As a junior, Moore played both center and tackle and began receiving All-America attention. The Raleigh Register described him as the "obstreperous iron man center" and "a champion in the making ... [he] has been the spearhead of the Methodist line so far and much dependence [is] placed on his dependable shoulders ... [p]robably if a record of individual tackles made thus far had been kept, the ubiquitous Clarksburg, W. Va., product would topple that of his teammates, so consistently has been his brand of ball."

Moore was nicknamed "Cave Man Kenny". He was moved to quarterback to begin the 1938 season to give more "beef" to the backfield, but then returned to the line as a guard. He missed time due to injury that year. The Hinton Daily News summarized his college football career as follows: "The fast-charging, hard-hitting tactics of the ubiquitous Moore established [him as one of] Wesleyan's ... outstanding centers the school has turned out during the past three decades." The paper noted that he was selected to All-State teams, was mentioned as an All-American, and was chosen to various All-Opponent (Note: All-Opponent teams were composed of the best players from those that a certain team faced in a season.) teams. In addition to football, Moore also played basketball at West Virginia Wesleyan.
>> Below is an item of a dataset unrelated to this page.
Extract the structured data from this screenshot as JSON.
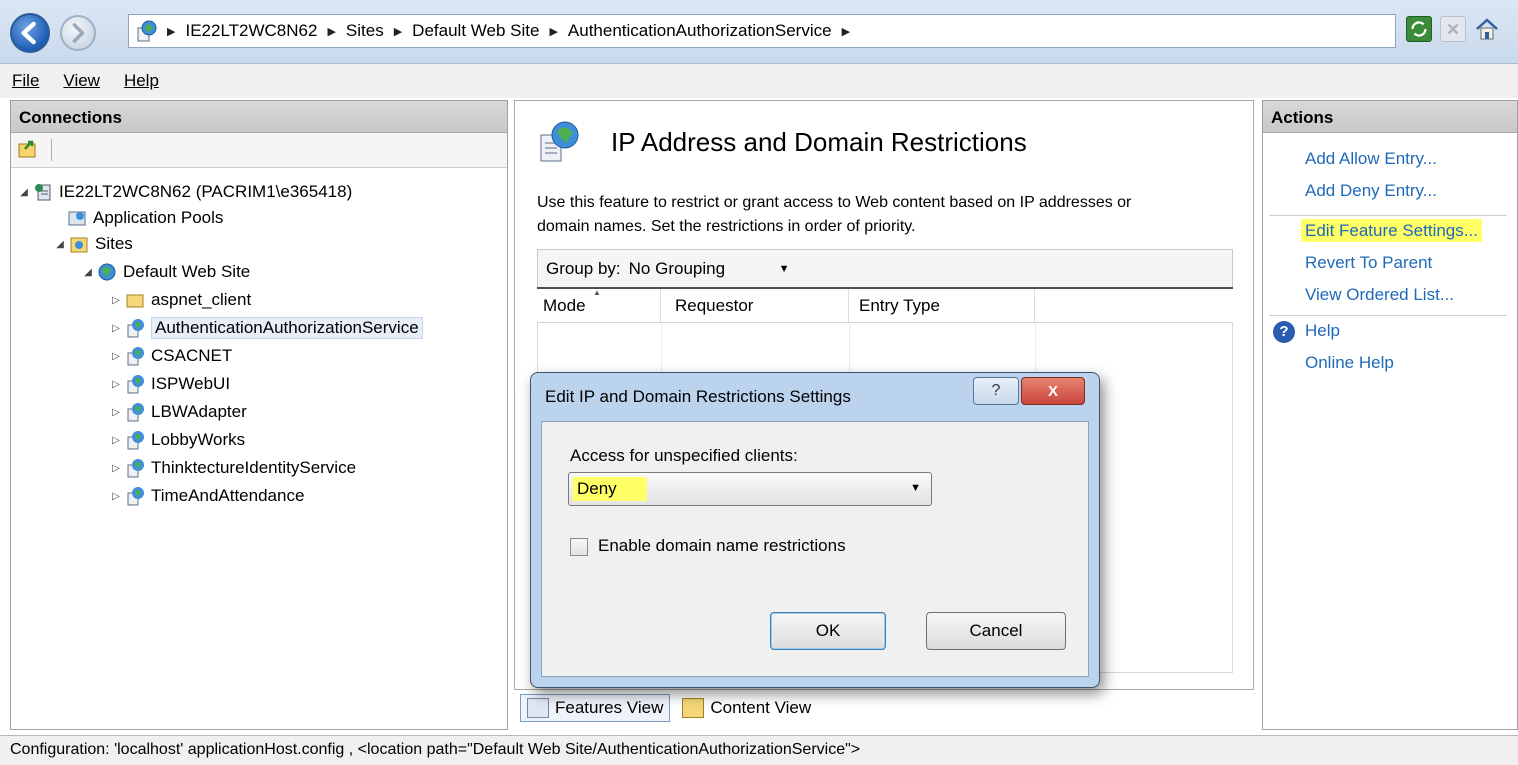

==Professional sports career==
Moore signed with the Cincinnati Bengals of the American Professional Football Association (APFA) following his college career, but did not appear in any games for them. He then signed with the New York Giants of the National Football League (NFL) as an undrafted free agent and was sent to their farm team, the Jersey City Giants of the American Association; he appeared in nine games, eight as a starter, and was named second-team All-AA at right guard. He was promoted to New York in October 1940 and appeared in seven or eight games (Note: Sources conflict.) for the team in the 1940 NFL season. He became a free agent prior to the 1941 season and did not sign with another team.

==Military service, career in law enforcement, and later life==
Moore served in the United States Navy. He was a special agent in the Federal Bureau of Investigation (FBI) for 25 years and was for 10 years the head of security at Calder Race Course. He lived in Miami for a time after his football career and spent the last 22 years of his life in Port St. Lucie, Florida. He was a member of the Elks Lodge, Moose Lodge, Veterans of Foreign Wars, Sandpiper Bay Golf Club and American Legion. Moore died in Jupiter, Florida, at age 86, on December 1, 2003.